We have an excellent education system and the academic background in France is very strong. But we need to look at what can be changed or fixed in our national health system, although fixing this issue may have repercussions. France does have the right assets to be able to take the country’s pharma market to the next level, but to be able to do this we should invest further into innovative ideas and tactics for the market. Since the country has a history of low prices and a rather lengthy and unstable / unpredictable market access landscape, it can make the idea of the country a less favorable place for business. We need to look at how we can be more competitive, rather than only focusing on how we can challenge reimbursement or price of new drugs as a short-term cost containment driver.

How can the French pharmaceutical sector become more competitive? Your own CEO, Charles-Édouard Bouée, recently wrote an article in Harvard Business Manager entitled, ‘Mind over Muscle,’ suggesting that European mid-cap firms should stop trying to emulate their US counterparts and instead start playing to their traditional strengths: versatility, capacity for collaboration, and profound understanding of industrial value creation.

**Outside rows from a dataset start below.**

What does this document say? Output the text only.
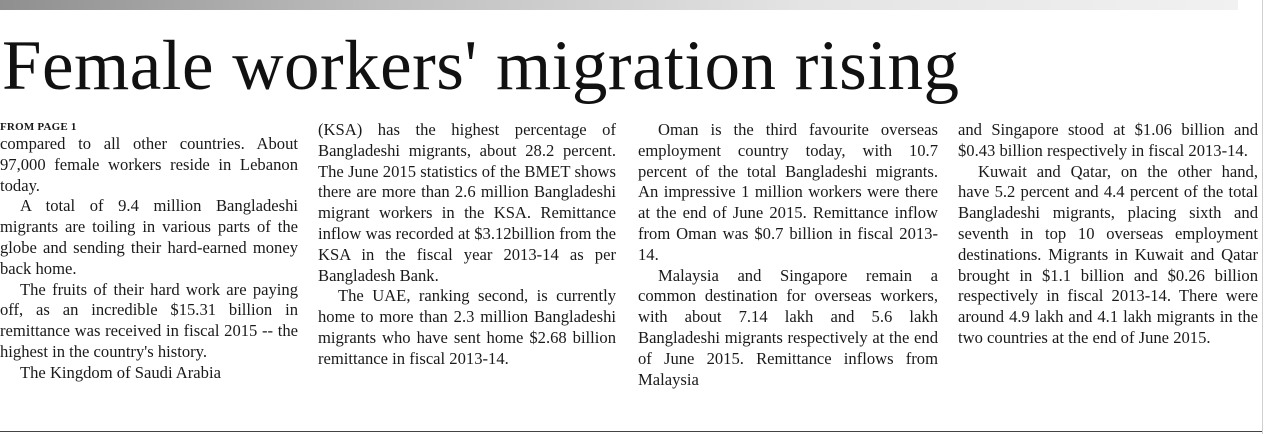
Female workers' migration rising
FROM PAGE 1

compared to all other countries. About 97,000 female workers reside in Lebanon today.

A total of 9.4 million Bangladeshi migrants are toiling in various parts of the globe and sending their hard-earned money back home.

The fruits of their hard work are paying off, as an incredible $15.31 billion in remittance was received in fiscal 2015 -- the highest in the country's history.

The Kingdom of Saudi Arabia

(KSA) has the highest percentage of Bangladeshi migrants, about 28.2 percent. The June 2015 statistics of the BMET shows there are more than 2.6 million Bangladeshi migrant workers in the KSA. Remittance inflow was recorded at $3.12billion from the KSA in the fiscal year 2013-14 as per Bangladesh Bank.

The UAE, ranking second, is currently home to more than 2.3 million Bangladeshi migrants who have sent home $2.68 billion remittance in fiscal 2013-14.

Oman is the third favourite overseas employment country today, with 10.7 percent of the total Bangladeshi migrants. An impressive 1 million workers were there at the end of June 2015. Remittance inflow from Oman was $0.7 billion in fiscal 2013-14.

Malaysia and Singapore remain a common destination for overseas workers, with about 7.14 lakh and 5.6 lakh Bangladeshi migrants respectively at the end of June 2015. Remittance inflows from Malaysia

and Singapore stood at $1.06 billion and $0.43 billion respectively in fiscal 2013-14.

Kuwait and Qatar, on the other hand, have 5.2 percent and 4.4 percent of the total Bangladeshi migrants, placing sixth and seventh in top 10 overseas employment destinations. Migrants in Kuwait and Qatar brought in $1.1 billion and $0.26 billion respectively in fiscal 2013-14. There were around 4.9 lakh and 4.1 lakh migrants in the two countries at the end of June 2015.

Half of the top ten pharmaceutical players are American companies. The reason that they were able to grow so quickly is because of the sheer size of their home market and level of innovation. However, it must be said that the European market is just as big as the American market. Companies like Sanofi, GSK and Astra Zeneca were nurtured in the European market and in turn were able to grow. We should stop looking at the local capacity and start branching out further regionally in order to grow inside Europe, with a unique ability to understand and cope with the inherent complexity of multiple market situations across Europe. Moreover, the perception of European companies is very strong in emerging markets, but these markets require a different type of business model. Leveraging existing assets “in-house” but also collaboration across academic and industrial players, European pharma players can be much efficient in making “Pharma 4.0” happen.

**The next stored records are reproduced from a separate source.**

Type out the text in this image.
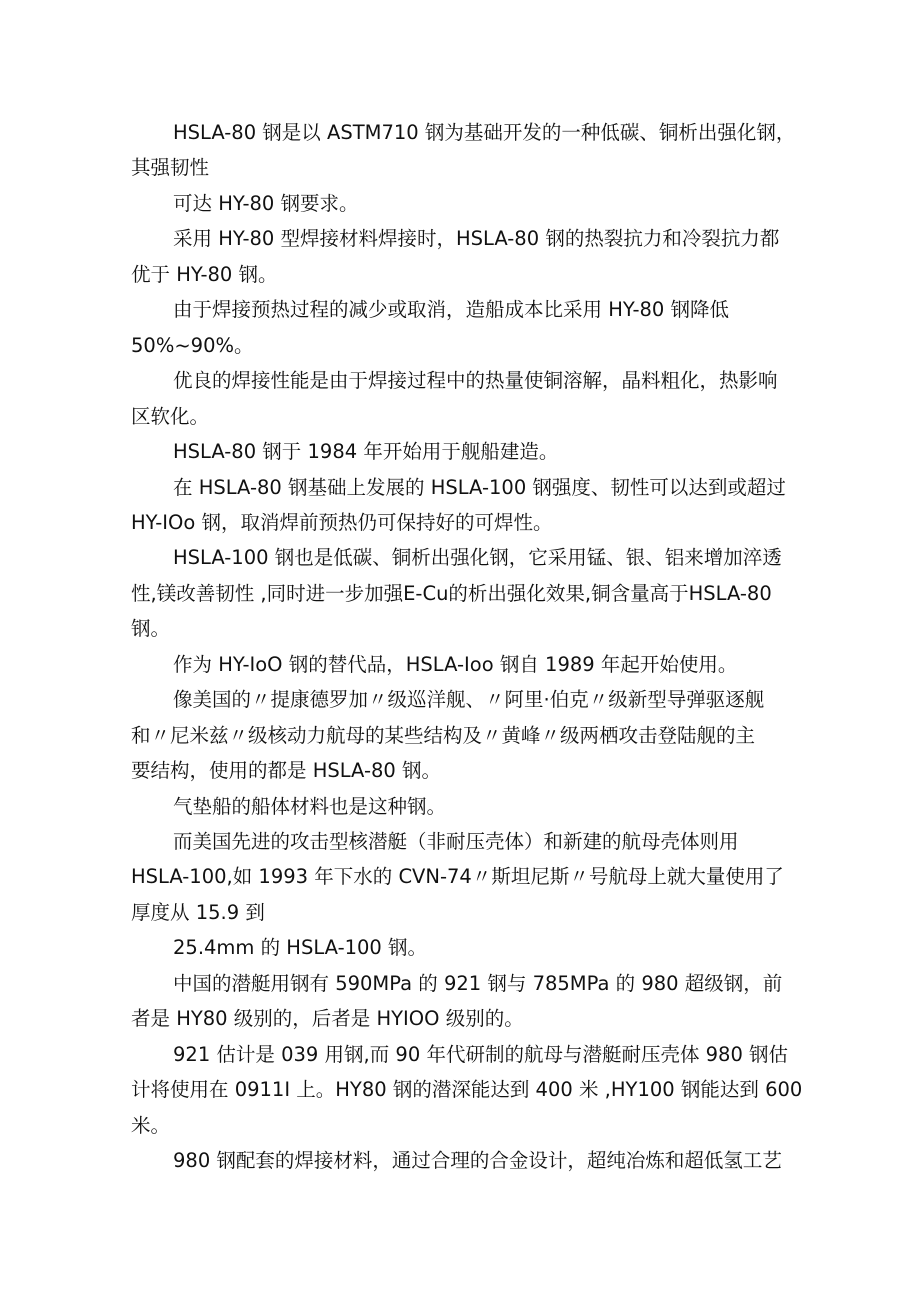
HSLA-80 钢是以 ASTM710 钢为基础开发的一种低碳、铜析出强化钢，
其强韧性
可达 HY-80 钢要求。
采用 HY-80 型焊接材料焊接时，HSLA-80 钢的热裂抗力和冷裂抗力都
优于 HY-80 钢。
由于焊接预热过程的减少或取消，造船成本比采用 HY-80 钢降低
50%~90%。
优良的焊接性能是由于焊接过程中的热量使铜溶解，晶料粗化，热影响
区软化。
HSLA-80 钢于 1984 年开始用于舰船建造。
在 HSLA-80 钢基础上发展的 HSLA-100 钢强度、韧性可以达到或超过
HY-IOo 钢，取消焊前预热仍可保持好的可焊性。
HSLA-100 钢也是低碳、铜析出强化钢，它采用锰、银、铝来增加淬透
性,镁改善韧性 ,同时进一步加强E-Cu的析出强化效果,铜含量高于HSLA-80
钢。
作为 HY-IoO 钢的替代品，HSLA-Ioo 钢自 1989 年起开始使用。
像美国的〃提康德罗加〃级巡洋舰、〃阿里·伯克〃级新型导弹驱逐舰
和〃尼米兹〃级核动力航母的某些结构及〃黄峰〃级两栖攻击登陆舰的主
要结构，使用的都是 HSLA-80 钢。
气垫船的船体材料也是这种钢。
而美国先进的攻击型核潜艇（非耐压壳体）和新建的航母壳体则用
HSLA-100,如 1993 年下水的 CVN-74〃斯坦尼斯〃号航母上就大量使用了
厚度从 15.9 到
25.4mm 的 HSLA-100 钢。
中国的潜艇用钢有 590MPa 的 921 钢与 785MPa 的 980 超级钢，前
者是 HY80 级别的，后者是 HYIOO 级别的。
921 估计是 039 用钢,而 90 年代研制的航母与潜艇耐压壳体 980 钢估
计将使用在 0911I 上。HY80 钢的潜深能达到 400 米 ,HY100 钢能达到 600
米。
980 钢配套的焊接材料，通过合理的合金设计，超纯冶炼和超低氢工艺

Please give us a few final words on Roland Berger France.

Roland Berger looks for ways to further foster innovation, since this is the primary source of value creation in the pharmaceutical industry. We need to focus on training the pharmaceutical industry and help support them to rethink their traditional business model. We should also prepare for the future and envision worst case scenarios. It might be favorable to assess hypothetical situations on whether large pharmaceutical companies would be able to manage their business if they had to cut prices in half.

As Andrew Witty of GSK recently remarked, “Why is it that the pharma industry is the only industry where prices tend to rise, when in all other industries prices tend to go down over time?” As an industry, we would do well to reflect on this.